Theodore se acercó a ella, llevó una de sus grandes manos a la sien de la mujer y tocó el colorido cabello, que ella había recogido hacia atrás y atado en la nuca con una marchita cinta blanca. Estaba húmedo, como si acabara de lavárselo y Belle olía al único perfume que usaba: extracto de vainilla común. Sin hablar, le quitó el chal de los hombros, lo dobló por la mitad y lo dejó con cuidado sobre su chaqueta. Tomó la cinta con los dedos y deshizo el moño. Cuando dejó la cinta blanca encima del chal, lo hizo con tanto cuidado como si fuese una tiara enjoyada.
Volvió junto a la cama, tomó la cara de Belle con las manos, la alzó y apoyó su boca sobre la de ella con singular parsimonia.

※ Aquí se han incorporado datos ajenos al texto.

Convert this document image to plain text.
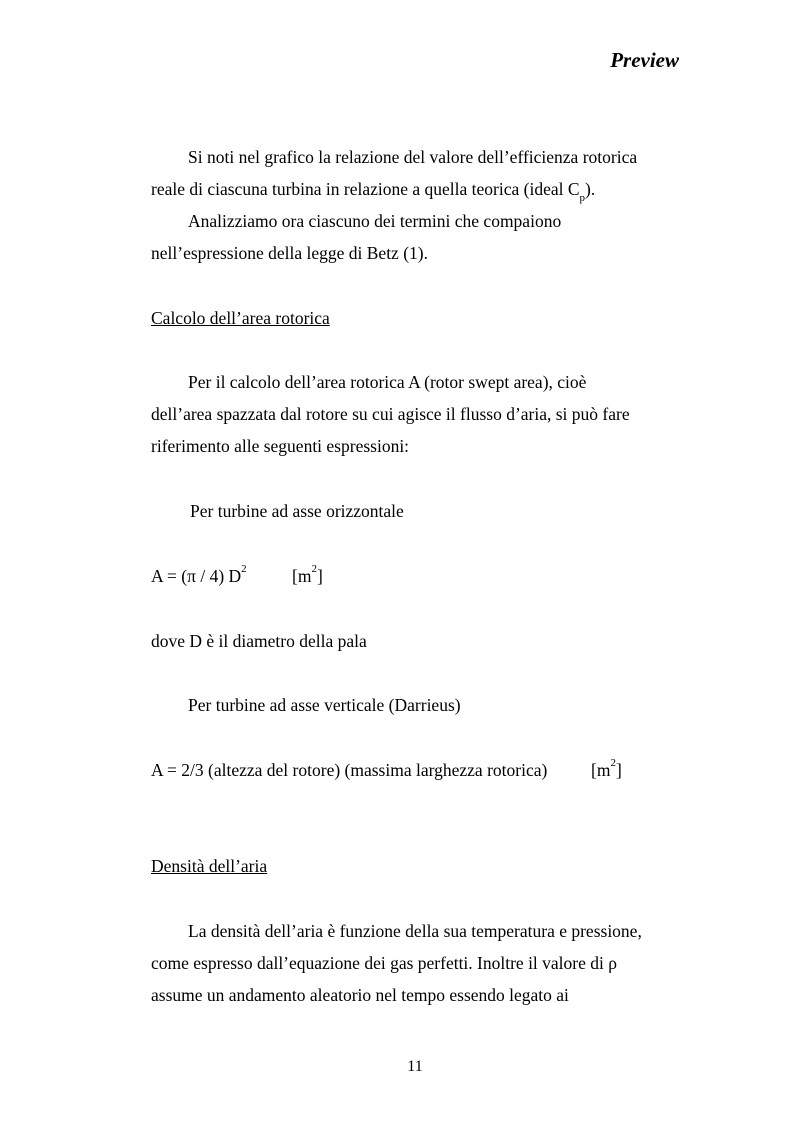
Preview
Si noti nel grafico la relazione del valore dell’efficienza rotorica
reale di ciascuna turbina in relazione a quella teorica (ideal $C_p$).
Analizziamo ora ciascuno dei termini che compaiono
nell’espressione della legge di Betz (1).
Calcolo dell’area rotorica
Per il calcolo dell’area rotorica A (rotor swept area), cioè
dell’area spazzata dal rotore su cui agisce il flusso d’aria, si può fare
riferimento alle seguenti espressioni:
Per turbine ad asse orizzontale
A = (π / 4) $D^2$	$[m^2]$
dove D è il diametro della pala
Per turbine ad asse verticale (Darrieus)
A = 2/3 (altezza del rotore) (massima larghezza rotorica) $[m^2]$
Densità dell’aria
La densità dell’aria è funzione della sua temperatura e pressione,
come espresso dall’equazione dei gas perfetti. Inoltre il valore di ρ
assume un andamento aleatorio nel tempo essendo legato ai
11
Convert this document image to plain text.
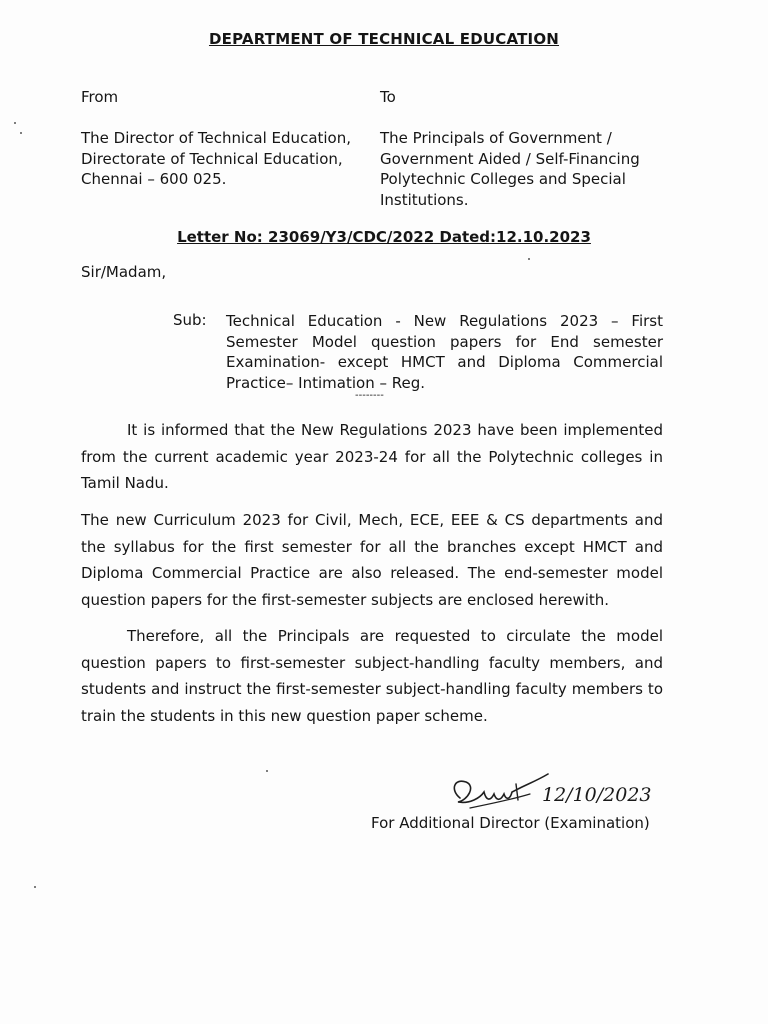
DEPARTMENT OF TECHNICAL EDUCATION
From	To
The Director of Technical Education,
Directorate of Technical Education,
Chennai – 600 025.
The Principals of Government /
Government Aided / Self-Financing
Polytechnic Colleges and Special
Institutions.
Letter No: 23069/Y3/CDC/2022 Dated:12.10.2023
Sir/Madam,
Sub: Technical Education - New Regulations 2023 – First Semester Model question papers for End semester Examination- except HMCT and Diploma Commercial Practice– Intimation – Reg.
--------
It is informed that the New Regulations 2023 have been implemented from the current academic year 2023-24 for all the Polytechnic colleges in Tamil Nadu.
The new Curriculum 2023 for Civil, Mech, ECE, EEE & CS departments and the syllabus for the first semester for all the branches except HMCT and Diploma Commercial Practice are also released. The end-semester model question papers for the first-semester subjects are enclosed herewith.
Therefore, all the Principals are requested to circulate the model question papers to first-semester subject-handling faculty members, and students and instruct the first-semester subject-handling faculty members to train the students in this new question paper scheme.
12/10/2023
For Additional Director (Examination)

Cuando el beso acabó, Theodore llevó la vista otra vez hacia el limpio rostro.
– Cuando uno da por segura a otra persona, resulta herido -fue su respuesta.
La besó otra vez y sintió que las manos de ella iban a los tirantes, los bajaban y le abrían la camisa para luego atraerlo hacia ella sobre los edredones de plumas, donde encontraron juntos el alivio.
Después, relajados y lánguidos, Theodore descansó con la cabeza de Belle en el hueco de su hombro. Su mano reposaba sobre el pecho de él y él subía y bajaba las yemas de los dedos por el brazo de la mujer.
– ¿Qué les pasa a las mujeres de aquí? ¿Por qué ninguna de ellas te ha atrapado?
– No quiero dejarme atrapar.
– Qué pena, porque eres magnífico en lo que acabamos de hacer.
Theodore sonrió en dirección al techo.
– ¿Lo soy?
– Claro que sí. ¿Acaso crees que a alguno de esos mamarrachos le importa lo que yo siento? ¿Lo solitario que es vivir en esta carreta atestada noche tras noche, año tras año?
– Entonces ¿por qué no te casas, Belle?
– ¿Y tú me lo preguntas, Ted? -La mano dejó de moverse sobre el brazo de la mujer y ella le dio un manotazo juguetón en el pecho- Oh, no te pongas tan tenso, sólo estaba bromeando. Ya sabes que una gitana como yo nunca se decidiría a asentarse. Aun así, de vez en cuando sueño con hacerlo. A veces, a una mujer le gusta sentirse como una mujer.